My take on the urgent and emergency care review report – by Russell Emeny

Russell Emeny, Director of the NHS Emergency Care Intensive Support Team

Russell Emeny, Director of the NHS Emergency Care Intensive Support Team

The interim report of Sir Bruce Keogh’s urgent and emergency care review, published yesterday, is brave and visionary. 

It is brave because it acknowledges that many acute hospitals cannot deliver the best care for a range of serious conditions. It is visionary because it proposes initiatives to reverse our growing cultural dependence on acute hospitals and their A&E departments to provide same-day care to all comers.

The hypothesis is that demand on A&E departments and hospitals can be reduced if viable alternatives can be created.  This is not a new idea but it has been difficult to develop evidence based initiatives that really work and can be scaled up.

A very real problem is that new services designed to reduce A&E demand may create new demand (or address unmet need) without affecting A&E attendances. This is not a counsel of despair but a warning about unexpected consequences and the need to pilot and evaluate new schemes.

Another real issue is whether to focus on A&E attendances in general or to concentrate on those that tend to result in admission. The report discusses attendances and admissions with equal emphasis, but it is generally patients waiting for beds that cause A&E departments to become crowded, unsafe and to miss the 4-hour standard.
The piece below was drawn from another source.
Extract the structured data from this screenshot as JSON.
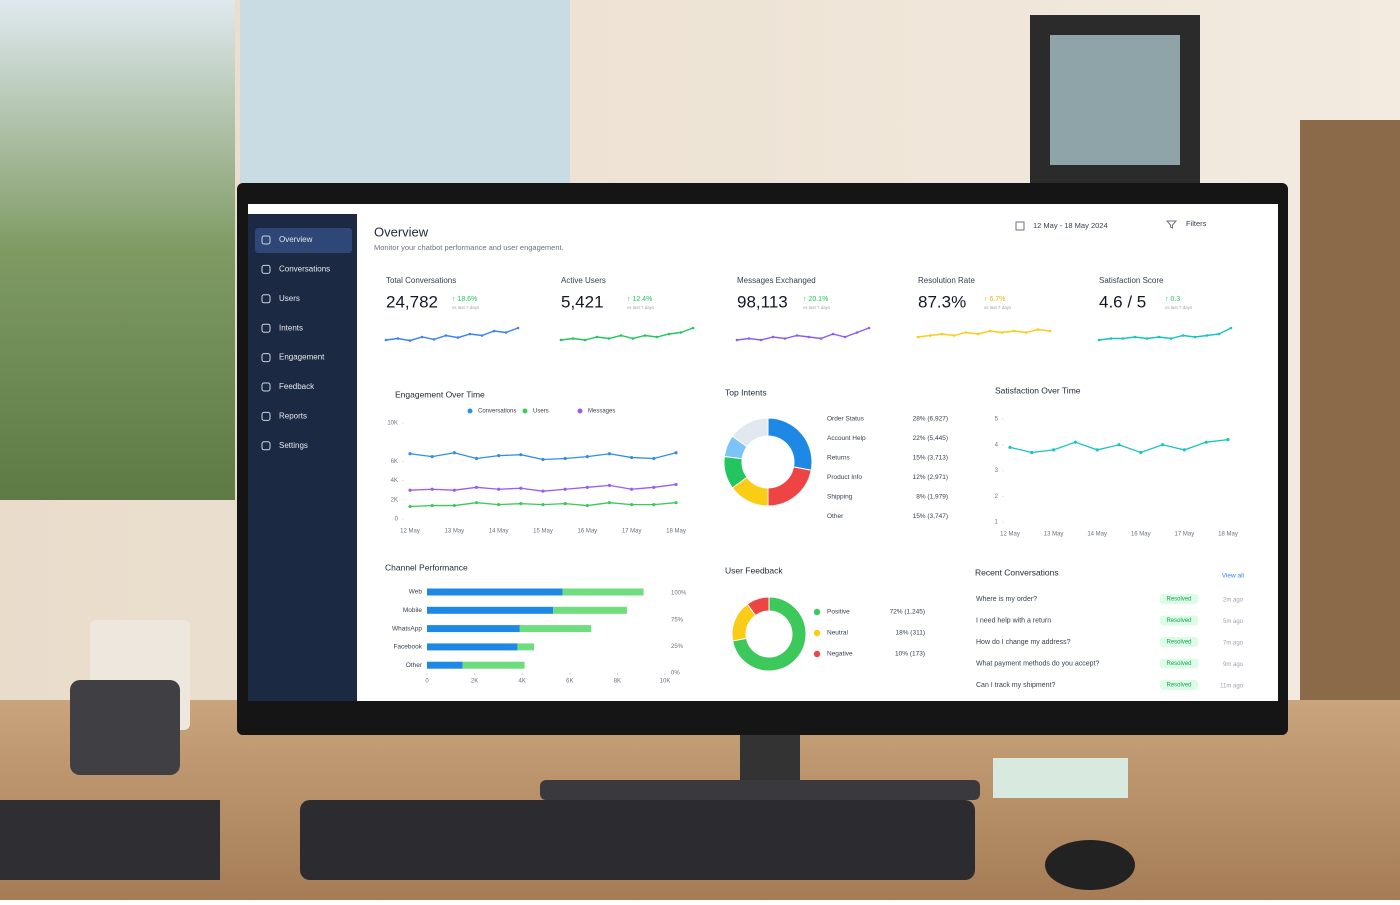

Decongesting an A&E department is really about moving patients promptly to wards, rather than managing less serious cases elsewhere.  That said, an A&E crowded with patients waiting for beds may find it difficult to manage its ‘walk-up’ patients. Less serious cases may be admitted inappropriately as staff get stretched and the quality of decision making suffers. This is particularly the case where consultant supervision is thin or absent and less experienced doctors struggle with large workloads.

The Review’s terms of reference restricted it to urgent and emergency care in A&E and outside of hospital. This may be a weakness, as A&E crowding is as much to do with in-hospital processes and the management of patient discharge as it is to do with demand for admission. Consideration of hospital inpatients and discharge is being done by others, including the Seven Day Services Forum set up by NHS England, so it is not being ignored. It will be essential to join up work to modernise pathways, through and out of acute hospitals, with the wider urgent and emergency care review if it is to have the hoped for benefits.

Sir Bruce is clear on the need to reduce hospital admissions, arguing that 20% may be avoidable. The argument that frail older people may deteriorate rapidly if admitted unnecessarily and managed poorly in hospital is well made.

Several research papers have suggested that up to 25% of admissions of people over the age of 75 could be avoided had alternatives, coupled with expert medical assessment, been available. The recent National Audit of Intermediate Care identified a huge gap in the availability of resources needed to avoid admissions of frail older people and facilitate discharges.

Phase two of the Review will consider resource implications. Bridging the current major gap in intermediate care provision will need to be a priority.

It is likely that GPs will baulk at some of the suggestions in the report.  Primary care is under considerable strain and practice income has fallen. Asking them to do more with less may be unwelcome. The suggestion that more consultations are conducted by phone is sensible, but may not produce enough headroom for GPs to create the time to become leaders of integrated teams.

Opening more urgent care centres may reduce pressure on practices, but could equally siphon off resources while creating new demand in the same way as Walk-in Centres. Great caution is needed to avoid creating services that may later be hard to close. A more promising approach may be to commission pharmacies to manage a much greater array of minor illnesses and provide health care advice as a way to relieve pressure on GPs and release their time.

Newspapers have latched on to the report’s discussion of two types of A&E department.  The logic that A&Es should network and that a smaller number should provide highly specialist care, 24/7 is compelling. The NHS has not served the population well by colluding in the illusion that all A&Es provide the same service.

It is certainly time for honesty about what can and cannot be provided by all A&Es and why it is safer to arrive at an A&E that can treat a time-dependent condition such as a major vascular emergency, rather than one that cannot.

Russell Emeny is Director of the NHS Emergency Care Intensive Support Team, which is part of NHS Interim Management and Support and is hosted by NHS Improving Quality. Russell trained and worked in London as a nurse before taking further training as a hospital manager. His views in this blog are personal.